You know you’re a university-town when…. young families refer to campus as a “dangerous place”
Approval of a whole bunch of minutes and updates:
Blake’s all about communicating, doing radio, TV and interviews
Getting himself on the evening news
First week events he will attend
And more student groups he will befriend
Never forgetting his student views
Johannes: First year seminar in the strategic plan
Looking into the allocation of housing points for the Greek System
Working on the Appointments Review Committee
MED palliative care application
VPs Academic meeting (I would like to know if Chris was there!)
Taking a Stay-cation
Crystal: Working on a consolidated subsidy form for Upass and sub-renew
Integrating the SUB project into classes
Having a SUB booth in Clubs Days
Waiting for the P3 report
Organizing Clubs Days and Dean’s debate
Adding a baby change table in the gender neutral washroom (we have a gender neutral washroom!?)
Tom: Working on hiring a Senior HR Director (three really good candidates)
BOC is looking at new fancy point-of-sales systems
Looking forward to a meeting with UBC catering
And looking at the Whistler Lottery system
Motion to oppose StudenAid cuts:
“Whereas the post-secondary education system has been underfunded;
Whereas the budget for StudentAid BC was frozen as per the 2009/2010 BC Government Budget; and
Whereas the BC Government recently cut $16 million in student aid programs;
BE IT RESOLVED THAT the AMS oppose the $16 million cut in student aid programs;
BE IT FURTHER RESOLVED THAT the AMS call on the BC Government to reverse the $16 million cut;
BE IT FURTHER RESOLVED THAT the AMS work towards adequate funding for student aid; and
BE IT FURTHER RESOLVED THAT AMS Council authorize an awareness campaign in regards to the cuts.”

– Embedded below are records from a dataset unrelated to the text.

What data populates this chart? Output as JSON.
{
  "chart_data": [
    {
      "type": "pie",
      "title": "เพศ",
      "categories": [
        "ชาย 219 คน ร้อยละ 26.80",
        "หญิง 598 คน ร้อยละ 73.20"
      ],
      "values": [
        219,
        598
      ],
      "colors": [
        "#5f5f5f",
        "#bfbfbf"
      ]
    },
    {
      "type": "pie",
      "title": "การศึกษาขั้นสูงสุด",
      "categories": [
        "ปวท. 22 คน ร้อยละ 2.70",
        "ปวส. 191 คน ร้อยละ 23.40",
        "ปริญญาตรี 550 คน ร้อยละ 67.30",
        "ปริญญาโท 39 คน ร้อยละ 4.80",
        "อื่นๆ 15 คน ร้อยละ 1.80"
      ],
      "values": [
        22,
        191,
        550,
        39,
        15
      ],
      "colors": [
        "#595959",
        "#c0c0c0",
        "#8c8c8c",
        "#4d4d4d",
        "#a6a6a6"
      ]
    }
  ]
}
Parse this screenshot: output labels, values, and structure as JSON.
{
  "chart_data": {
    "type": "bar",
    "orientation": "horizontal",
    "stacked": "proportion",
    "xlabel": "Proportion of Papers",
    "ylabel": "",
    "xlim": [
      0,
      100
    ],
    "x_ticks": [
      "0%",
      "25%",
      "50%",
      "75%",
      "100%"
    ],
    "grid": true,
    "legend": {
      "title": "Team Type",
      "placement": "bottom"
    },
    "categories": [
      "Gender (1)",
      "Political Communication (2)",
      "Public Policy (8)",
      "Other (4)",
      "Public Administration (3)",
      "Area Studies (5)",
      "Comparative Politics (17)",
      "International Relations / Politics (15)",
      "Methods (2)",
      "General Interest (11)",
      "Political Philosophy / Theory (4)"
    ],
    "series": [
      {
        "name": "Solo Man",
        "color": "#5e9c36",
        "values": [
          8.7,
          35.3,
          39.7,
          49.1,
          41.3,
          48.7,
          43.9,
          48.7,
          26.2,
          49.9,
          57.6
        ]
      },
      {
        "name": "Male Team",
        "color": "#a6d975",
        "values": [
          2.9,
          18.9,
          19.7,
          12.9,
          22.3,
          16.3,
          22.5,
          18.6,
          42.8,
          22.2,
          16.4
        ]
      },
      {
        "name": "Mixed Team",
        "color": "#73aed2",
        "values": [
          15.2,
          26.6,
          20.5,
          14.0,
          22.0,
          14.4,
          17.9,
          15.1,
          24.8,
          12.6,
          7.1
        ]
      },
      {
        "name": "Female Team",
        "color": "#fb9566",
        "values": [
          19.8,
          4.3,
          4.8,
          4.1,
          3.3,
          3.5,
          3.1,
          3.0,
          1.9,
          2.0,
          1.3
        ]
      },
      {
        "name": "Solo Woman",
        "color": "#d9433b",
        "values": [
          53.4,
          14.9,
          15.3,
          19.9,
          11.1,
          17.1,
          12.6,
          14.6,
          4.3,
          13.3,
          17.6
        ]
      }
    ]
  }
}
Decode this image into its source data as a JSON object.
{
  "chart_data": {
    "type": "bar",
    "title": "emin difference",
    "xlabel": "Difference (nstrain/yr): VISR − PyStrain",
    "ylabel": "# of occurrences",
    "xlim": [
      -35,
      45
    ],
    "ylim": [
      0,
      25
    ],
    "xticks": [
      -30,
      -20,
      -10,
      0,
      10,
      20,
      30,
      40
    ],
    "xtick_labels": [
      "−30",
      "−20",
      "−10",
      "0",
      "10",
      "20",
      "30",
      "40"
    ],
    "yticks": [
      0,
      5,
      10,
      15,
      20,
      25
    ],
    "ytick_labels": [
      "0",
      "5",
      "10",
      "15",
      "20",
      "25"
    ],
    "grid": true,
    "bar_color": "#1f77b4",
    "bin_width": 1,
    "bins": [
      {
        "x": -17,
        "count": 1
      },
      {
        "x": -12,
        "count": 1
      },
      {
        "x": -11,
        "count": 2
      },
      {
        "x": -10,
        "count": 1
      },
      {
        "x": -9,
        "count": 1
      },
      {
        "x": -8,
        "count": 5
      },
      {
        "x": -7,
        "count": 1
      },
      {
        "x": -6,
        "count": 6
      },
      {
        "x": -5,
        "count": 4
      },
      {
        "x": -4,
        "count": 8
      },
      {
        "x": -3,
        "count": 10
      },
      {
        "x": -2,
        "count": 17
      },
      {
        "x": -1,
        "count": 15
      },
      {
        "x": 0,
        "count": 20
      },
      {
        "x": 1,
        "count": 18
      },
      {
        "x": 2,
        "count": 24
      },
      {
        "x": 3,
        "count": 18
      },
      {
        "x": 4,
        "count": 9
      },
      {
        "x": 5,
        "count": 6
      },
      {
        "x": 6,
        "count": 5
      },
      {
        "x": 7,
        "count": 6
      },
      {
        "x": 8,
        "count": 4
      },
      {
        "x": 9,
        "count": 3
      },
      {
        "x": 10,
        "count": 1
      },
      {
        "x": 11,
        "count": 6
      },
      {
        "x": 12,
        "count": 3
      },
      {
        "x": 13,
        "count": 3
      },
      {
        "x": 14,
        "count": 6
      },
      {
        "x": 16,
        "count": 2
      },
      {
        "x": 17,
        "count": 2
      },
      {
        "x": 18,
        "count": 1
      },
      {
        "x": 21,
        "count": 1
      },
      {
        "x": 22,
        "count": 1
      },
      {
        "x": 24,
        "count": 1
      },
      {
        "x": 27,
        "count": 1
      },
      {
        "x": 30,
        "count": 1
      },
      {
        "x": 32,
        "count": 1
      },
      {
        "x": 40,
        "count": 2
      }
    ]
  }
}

Recently, the Provincial government cut 16 million dollars in student aid (http://www.canada.com/vancouversun/news/westcoastnews/story.html?id=3c8e1c84-153b-4948-b646-7d130f6b5af3&k=11215). This sucks. End of story. But as a student organization this should be the beginning of a very nasty and publicized campaign. The science-proxy, Colin Simkus, motivated this motion, saying that come September 1st, when the BC government introduces its new budget, cuts to students will most likely be more than 16 million. Therefore, we need to make some noise and be heard and cause a ruckus so that the government takes notice. That is why the awareness campaign needs to occur. There was an amendment included saying that the campaign can only come from previously budgeted funds.
I am a little apprehensive about this as I really feel the urgency of this campaign. What I’m most afraid of is student apathy. I think Colin got it right when he said that we should be marching at the art gallery, getting those sob stories out and making it the big deal is already is. I am relying on the External Policy Committee and Tim to fully get this campaign going, and going soon.
APPOINTING A MAL TO THE AD-HOC EQUITY AND DIVERSITY COMMITTEE. There is one spot left! E-mail me with your contact info and why you want to be on it at email@example.com Also, like always, feel free to e-mail me with any questions/concerns you may have.
FINAL BREATHING EXERCISE:
Sometimes, AMS meetings are a lot like hot yoga classes: they drag on, serve to crush your ego and are too hot and sticky— but when they’re done, you can’t help but feel absolutely, positively amazing and inspired.